It’s a gray Saturday afternoon, and thanks to a few rainy days, it’s too muddy for us to go do gypsy ministry, so we’re all sitting around in our sweatpants, munching on popcorn, sipping hot tea and watching Lord of the Rings. It’s been years since I’ve seen this movie, but apparently the thousand times I saw it then count for something, because I have it memorized when my team can’t read the subtitles and can explain what’s happening so we don’t really have to pay total attention. Useful, yeah? 😉

One of the reasons I love this movie is because it’s the epic tale of an adventure on which the fate of the world hangs. Good and evil, light and dark, life and death are all resting on the shoulders of the most unlikely of heroes, a hobbit with no skill or bravery to his name, but all of Middle Earth nevertheless looks to him to save them from the most malicious of all monstrosities. Luckily, Frodo  is surrounded by a band of brothers who include real heroes, like Aragorn, the king in hiding who steps into his destiny and unites the scattered, divided, leaderless men and leads them into victory: an image of the of the splendor of men undimmed before the breaking of the world.

Ok, I may possibly be stealing quotes from the screenplay, but how can this not be the most epic thing on the planet when people speak like that?

You can’t watch a movie like this and walk away unchanged. I think one of the reasons I even ended up on this Race is because I longed for adventure, but more than adventure, I wanted a great battle where I could take evil head on and walk away victorious. As a child, it was all black and white to me: the good guys beat the bad guys in one fell swoop and then all head to the after party where they recount moments of glory and pat each other on the back as adoring fans gaze lovingly up at the returning conquerors.

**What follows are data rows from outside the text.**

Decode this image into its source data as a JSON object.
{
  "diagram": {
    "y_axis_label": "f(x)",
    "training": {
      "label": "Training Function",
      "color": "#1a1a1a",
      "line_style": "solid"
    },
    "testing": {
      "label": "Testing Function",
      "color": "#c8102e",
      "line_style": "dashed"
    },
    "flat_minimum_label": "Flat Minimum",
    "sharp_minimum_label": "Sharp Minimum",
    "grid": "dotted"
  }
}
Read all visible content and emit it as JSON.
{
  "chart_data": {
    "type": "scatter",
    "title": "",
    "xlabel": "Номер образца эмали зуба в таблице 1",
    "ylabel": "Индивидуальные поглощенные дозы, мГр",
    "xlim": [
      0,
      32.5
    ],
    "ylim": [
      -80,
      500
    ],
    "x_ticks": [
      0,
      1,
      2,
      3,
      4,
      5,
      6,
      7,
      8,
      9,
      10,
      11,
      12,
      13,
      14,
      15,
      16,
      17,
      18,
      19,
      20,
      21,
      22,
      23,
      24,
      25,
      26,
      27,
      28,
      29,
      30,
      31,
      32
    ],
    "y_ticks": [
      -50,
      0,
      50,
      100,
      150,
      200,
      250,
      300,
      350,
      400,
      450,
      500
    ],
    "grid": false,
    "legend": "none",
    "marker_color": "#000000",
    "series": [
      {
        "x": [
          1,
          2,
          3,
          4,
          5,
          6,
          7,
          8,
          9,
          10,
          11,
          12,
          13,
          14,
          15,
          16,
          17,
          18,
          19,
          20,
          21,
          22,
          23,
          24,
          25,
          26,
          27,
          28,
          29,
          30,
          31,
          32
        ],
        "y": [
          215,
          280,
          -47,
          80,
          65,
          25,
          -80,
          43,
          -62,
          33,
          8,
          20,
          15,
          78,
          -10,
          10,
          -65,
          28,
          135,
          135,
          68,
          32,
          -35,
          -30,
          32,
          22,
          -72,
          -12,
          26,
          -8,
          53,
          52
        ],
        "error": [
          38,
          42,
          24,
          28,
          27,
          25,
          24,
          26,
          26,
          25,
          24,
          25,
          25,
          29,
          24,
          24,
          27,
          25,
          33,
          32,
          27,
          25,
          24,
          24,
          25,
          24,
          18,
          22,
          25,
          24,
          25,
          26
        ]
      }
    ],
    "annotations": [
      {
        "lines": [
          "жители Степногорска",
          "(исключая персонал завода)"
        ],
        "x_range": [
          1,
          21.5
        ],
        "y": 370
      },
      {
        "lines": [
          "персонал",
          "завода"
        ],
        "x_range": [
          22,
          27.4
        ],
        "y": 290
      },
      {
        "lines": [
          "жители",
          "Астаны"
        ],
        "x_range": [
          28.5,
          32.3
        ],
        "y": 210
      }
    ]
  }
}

Real life isn’t like that. Just as in Middle Earth, real life is watching people fight with their brothers, say goodbye to those they love, bury their children and still walk forward and lead their people into victory. Real life doesn’t end in a neatly tied package with a perfectly accented bow on top, and the celebrations mean so much more because the triumph is bittersweet, because there was something lost in the battle, and because the victory came at a price.

One of my favorite scenes from The Two Towers is an exchange between Aragorn and Eowyn as they prepare for the battle of Helm’s Deep. She catches him unaware with a sword, and when he expresses surprise at her skill with a blade, she replies:

“The women of this country learned long ago that those who cannot wield swords can still die upon them. I fear neither death nor pain.”
“What do you fear, my lady?”
“A cage. To stay behind bars until use and old age accept them and all chance for valor has gone beyond recall or desire.”
“You are the daughter of kings, a shield maiden of Rohan. I do not think that will be your fate.”

It is in this moment that Aragorn speaks truth to her. He doesn’t say the battle won’t be hard or that the sun will still be shining through her beautiful hair as she waltzes to success, but he reminds her that she will never be counted among those poor and timid souls who know neither victory nor defeat.

Sometimes I need this reminder. I need someone to say, “Natalie, you are the daughter of the King, a hand maiden of the Lord. You have been called to greatness that has nothing to do with your sword skills and everything to do with the blood of Christ over you and the Holy Spirit within you.”

Eowyn heard these words from Aragorn because she looked up to him, she respected him, he was older and more experienced but she had bested him with the sword, so for the moment, they were equals.

So here’s my question: who are these people in my life? Who are the people that I look up to, respect, those who have walked ahead of me but allow me to be an equal, even if only for the moment? If I’m being honest- if I’m not just posting perfectly thought out, spiritually deep, shallow but resolved issues- I have lots of those people at home, I don’t feel like I have any here. Maybe that’s something I need to change, maybe it’s a place where my team (all older than me) needs to step up to the challenge.

My other question is: do I believe this? Can I stare death and pain in the face without fear, can I walk into battles sure of my identity in Christ and confident that whatever happens, my fate is secured in His hands?

Can you?

Mary said, “I am the Lord’s servant! Let it happen as you have said.” And the angel left her.